PDT with local administration of PS2-PEG-CS induces systemic antitumor immunity. (A) Tumor protection observed following tumor rechallenge (with CT26 cells) of male BALB/c mice that remained CT26 tumor-free for 60 days after PDT using the PS2-PEG-CS hydrogel (drug dose = 0.07 mg, DLI = 24 h, LD = 20 J/cm²). ***p < 0.001 vs control. (B) Cross-tumor protection observed following tumor rechallenge (with 4T1 cells) of male BALB/c mice that were previously cured, from CT26 tumors, with single or multiple PDT using the PS2-PEG-CS hydrogel (drug dose = 0.07 mg, DLI = 24 or 24, 48, and 72 h, LD = 20 J/cm²); **p < 0.01 PS2-PEG-CS 3× light vs control, *p < 0.05 PS2-PEG-CS 3× light vsPS2-PEG-CS 1× light. (C) Survival curves of male Balb/c vs male Balb/c nude mice bearing CT26 tumors after treatment with the multiple irradiation PDT protocol using the PS2-PEG-CS formulation (DLI = 24, 48, and 72 h, drug dose = 0.04 mg, LD = 20 J/cm², and λ = 660 nm).
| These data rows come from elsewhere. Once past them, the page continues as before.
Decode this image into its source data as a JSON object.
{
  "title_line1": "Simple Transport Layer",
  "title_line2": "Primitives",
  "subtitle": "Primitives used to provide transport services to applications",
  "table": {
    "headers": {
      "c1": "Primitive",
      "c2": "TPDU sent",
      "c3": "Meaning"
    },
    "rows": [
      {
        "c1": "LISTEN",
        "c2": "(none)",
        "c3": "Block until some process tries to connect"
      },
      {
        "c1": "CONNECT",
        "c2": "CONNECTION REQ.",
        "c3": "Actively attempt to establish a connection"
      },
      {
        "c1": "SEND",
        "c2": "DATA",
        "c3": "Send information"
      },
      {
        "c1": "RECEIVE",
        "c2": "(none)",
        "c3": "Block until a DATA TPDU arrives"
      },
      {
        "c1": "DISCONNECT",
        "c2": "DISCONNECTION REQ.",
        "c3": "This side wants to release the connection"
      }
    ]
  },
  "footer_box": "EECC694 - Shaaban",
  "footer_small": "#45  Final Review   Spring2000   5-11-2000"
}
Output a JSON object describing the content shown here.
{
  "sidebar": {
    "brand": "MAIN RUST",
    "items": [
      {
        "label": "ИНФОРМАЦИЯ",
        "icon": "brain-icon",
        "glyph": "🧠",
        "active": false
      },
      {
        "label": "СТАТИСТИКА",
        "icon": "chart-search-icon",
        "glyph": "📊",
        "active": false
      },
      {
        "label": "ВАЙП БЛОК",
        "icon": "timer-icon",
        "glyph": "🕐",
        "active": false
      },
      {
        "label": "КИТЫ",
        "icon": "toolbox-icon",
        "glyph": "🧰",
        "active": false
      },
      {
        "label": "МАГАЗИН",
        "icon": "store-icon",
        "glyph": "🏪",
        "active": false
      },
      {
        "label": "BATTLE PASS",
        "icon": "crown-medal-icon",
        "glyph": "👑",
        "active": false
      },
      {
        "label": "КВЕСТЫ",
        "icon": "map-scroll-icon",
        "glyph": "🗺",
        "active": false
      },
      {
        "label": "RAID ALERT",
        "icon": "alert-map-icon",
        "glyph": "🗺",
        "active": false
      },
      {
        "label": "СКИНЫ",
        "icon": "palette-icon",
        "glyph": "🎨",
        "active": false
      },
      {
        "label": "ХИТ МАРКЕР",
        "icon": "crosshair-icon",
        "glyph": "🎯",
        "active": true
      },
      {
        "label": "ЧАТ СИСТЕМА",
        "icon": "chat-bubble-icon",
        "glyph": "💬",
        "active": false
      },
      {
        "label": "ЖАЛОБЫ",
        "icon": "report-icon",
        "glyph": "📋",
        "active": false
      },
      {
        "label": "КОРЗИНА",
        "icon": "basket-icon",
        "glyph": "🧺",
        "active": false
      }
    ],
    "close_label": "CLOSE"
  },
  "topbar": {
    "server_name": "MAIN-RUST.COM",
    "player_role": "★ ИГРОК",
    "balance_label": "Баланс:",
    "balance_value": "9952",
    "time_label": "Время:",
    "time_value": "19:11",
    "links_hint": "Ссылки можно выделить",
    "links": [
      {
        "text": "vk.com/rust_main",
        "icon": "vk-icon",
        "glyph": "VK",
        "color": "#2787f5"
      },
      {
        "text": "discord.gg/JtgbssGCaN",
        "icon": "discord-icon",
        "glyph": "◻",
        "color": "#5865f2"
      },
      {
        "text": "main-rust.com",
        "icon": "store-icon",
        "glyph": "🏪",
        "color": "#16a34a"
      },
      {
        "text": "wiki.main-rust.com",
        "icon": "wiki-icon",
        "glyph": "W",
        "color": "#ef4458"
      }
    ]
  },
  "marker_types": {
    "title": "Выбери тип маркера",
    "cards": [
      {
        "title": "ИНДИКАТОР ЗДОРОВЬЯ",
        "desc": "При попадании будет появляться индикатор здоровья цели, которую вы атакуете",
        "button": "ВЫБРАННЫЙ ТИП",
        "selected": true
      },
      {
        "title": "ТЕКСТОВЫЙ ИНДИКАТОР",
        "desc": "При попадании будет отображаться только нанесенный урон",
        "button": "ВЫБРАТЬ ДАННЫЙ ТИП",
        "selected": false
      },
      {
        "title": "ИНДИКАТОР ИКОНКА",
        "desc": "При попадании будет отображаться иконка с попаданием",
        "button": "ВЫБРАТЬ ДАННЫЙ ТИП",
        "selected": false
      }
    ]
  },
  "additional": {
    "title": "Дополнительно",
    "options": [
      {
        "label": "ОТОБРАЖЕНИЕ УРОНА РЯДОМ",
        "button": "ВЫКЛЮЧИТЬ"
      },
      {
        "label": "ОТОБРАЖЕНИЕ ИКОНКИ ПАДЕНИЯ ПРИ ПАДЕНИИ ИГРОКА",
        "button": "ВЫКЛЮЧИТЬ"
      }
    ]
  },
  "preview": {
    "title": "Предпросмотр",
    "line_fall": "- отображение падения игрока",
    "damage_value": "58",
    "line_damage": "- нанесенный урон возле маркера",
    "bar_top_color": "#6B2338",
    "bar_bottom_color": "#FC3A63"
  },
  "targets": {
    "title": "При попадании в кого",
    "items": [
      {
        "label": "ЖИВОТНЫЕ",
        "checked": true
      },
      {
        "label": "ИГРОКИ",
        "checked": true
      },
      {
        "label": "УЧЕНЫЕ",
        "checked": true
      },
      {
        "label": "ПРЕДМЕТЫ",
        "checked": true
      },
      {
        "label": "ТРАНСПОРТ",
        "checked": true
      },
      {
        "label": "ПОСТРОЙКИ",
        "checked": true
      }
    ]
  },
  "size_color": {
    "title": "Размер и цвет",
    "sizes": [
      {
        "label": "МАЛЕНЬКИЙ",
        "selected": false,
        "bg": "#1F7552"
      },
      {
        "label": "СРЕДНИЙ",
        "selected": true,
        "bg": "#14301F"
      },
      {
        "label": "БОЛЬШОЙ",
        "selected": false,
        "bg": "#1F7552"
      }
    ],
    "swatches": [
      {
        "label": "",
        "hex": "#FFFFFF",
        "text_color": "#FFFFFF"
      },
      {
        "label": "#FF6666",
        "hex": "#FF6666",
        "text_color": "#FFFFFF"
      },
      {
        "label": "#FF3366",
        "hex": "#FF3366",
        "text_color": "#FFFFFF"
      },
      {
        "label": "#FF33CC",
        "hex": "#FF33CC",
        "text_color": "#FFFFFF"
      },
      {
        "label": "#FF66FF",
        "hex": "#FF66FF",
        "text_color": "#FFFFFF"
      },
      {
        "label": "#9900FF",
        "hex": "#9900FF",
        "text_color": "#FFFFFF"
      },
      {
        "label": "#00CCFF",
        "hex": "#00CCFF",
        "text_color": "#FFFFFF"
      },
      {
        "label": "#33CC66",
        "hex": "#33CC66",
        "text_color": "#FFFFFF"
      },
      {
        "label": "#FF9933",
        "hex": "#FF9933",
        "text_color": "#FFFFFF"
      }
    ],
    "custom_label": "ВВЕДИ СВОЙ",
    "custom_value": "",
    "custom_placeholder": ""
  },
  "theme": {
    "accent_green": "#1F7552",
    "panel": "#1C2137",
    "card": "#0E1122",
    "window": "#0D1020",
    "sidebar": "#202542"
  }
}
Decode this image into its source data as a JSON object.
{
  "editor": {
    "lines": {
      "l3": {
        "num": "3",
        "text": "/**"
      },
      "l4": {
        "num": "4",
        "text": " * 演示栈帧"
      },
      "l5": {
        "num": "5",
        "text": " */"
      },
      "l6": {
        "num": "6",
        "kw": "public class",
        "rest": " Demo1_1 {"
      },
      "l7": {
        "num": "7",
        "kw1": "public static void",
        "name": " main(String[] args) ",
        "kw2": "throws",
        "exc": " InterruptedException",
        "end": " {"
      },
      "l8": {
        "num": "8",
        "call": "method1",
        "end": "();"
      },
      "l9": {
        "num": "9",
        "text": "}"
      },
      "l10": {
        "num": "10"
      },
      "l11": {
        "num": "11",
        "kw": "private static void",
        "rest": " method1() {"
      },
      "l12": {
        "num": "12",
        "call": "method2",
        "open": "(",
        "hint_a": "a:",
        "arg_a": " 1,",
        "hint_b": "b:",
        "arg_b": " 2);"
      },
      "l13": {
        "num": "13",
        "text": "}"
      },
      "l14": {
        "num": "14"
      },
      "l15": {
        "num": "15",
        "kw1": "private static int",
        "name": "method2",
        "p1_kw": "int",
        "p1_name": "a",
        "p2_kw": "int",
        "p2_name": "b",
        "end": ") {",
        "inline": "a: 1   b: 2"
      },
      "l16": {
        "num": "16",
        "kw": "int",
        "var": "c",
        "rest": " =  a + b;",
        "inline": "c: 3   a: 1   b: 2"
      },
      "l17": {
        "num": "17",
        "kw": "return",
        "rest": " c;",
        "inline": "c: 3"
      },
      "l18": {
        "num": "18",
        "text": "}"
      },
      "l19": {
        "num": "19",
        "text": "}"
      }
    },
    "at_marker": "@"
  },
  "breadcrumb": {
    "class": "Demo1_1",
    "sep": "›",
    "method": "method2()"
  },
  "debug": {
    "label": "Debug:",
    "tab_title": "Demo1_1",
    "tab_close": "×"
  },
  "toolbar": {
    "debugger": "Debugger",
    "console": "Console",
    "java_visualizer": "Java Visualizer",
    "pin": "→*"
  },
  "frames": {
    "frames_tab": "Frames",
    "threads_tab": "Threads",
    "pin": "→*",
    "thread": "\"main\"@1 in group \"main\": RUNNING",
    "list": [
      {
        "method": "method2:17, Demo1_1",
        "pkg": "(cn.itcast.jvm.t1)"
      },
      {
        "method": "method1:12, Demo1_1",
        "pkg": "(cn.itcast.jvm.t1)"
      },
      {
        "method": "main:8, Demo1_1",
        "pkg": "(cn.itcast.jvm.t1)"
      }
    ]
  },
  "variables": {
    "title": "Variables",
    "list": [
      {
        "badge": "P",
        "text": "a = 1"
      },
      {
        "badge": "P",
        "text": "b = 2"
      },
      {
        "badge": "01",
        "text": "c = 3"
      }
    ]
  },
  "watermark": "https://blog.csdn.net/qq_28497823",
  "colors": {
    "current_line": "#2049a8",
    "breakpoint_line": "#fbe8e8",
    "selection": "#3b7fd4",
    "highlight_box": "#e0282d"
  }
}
Each treatment group contains five mice. *p < 0.05 vs control and vsPS2-PEG-CS 3× light Nu/Nu. (D) Post-PDT images of nude Balb/c and WT Balb/c mice undergoing the multiple irradiation protocol using the PS2-PEG-CS formulation (DLI = 24, 48, and 72 h, drug dose = 0.04 mg, LD = 20 J/cm², and λ = 660 nm).

Figure 10

Abscopal effects of PDT with PS2-PEG-CS and PS2-PBS against distant metastasis. (A) Schematic representation of the experiment of the abscopal effects of PDT with PS2-PEG-CS against distant metastasis. (B) Kaplan–Meier survival analysis of male Balb/c mice bearing one CT26 tumor in each flank. The primary tumor was submitted to the PDT multiple irradiation protocol for using the PS2-PEG-CS or PS2-PBS formulations (DLI = 24, 48, and 72 h, drug dose = 0.07 mg, LD = 20 J/cm², and λ = 660 nm). Each treatment group contains eight mice ***p < 0.001 vs control and **p < 0.01 vsPS2-PBS 3× light. (C) Growth kinetics of secondary tumors which were measured during the time interval where no mouse reached the humane end point. Each treatment group contains eight mice (DLI = 24, 48, and 72 h, drug dose = 0.07 mg, LD = 20 J/cm², and λ = 660 nm).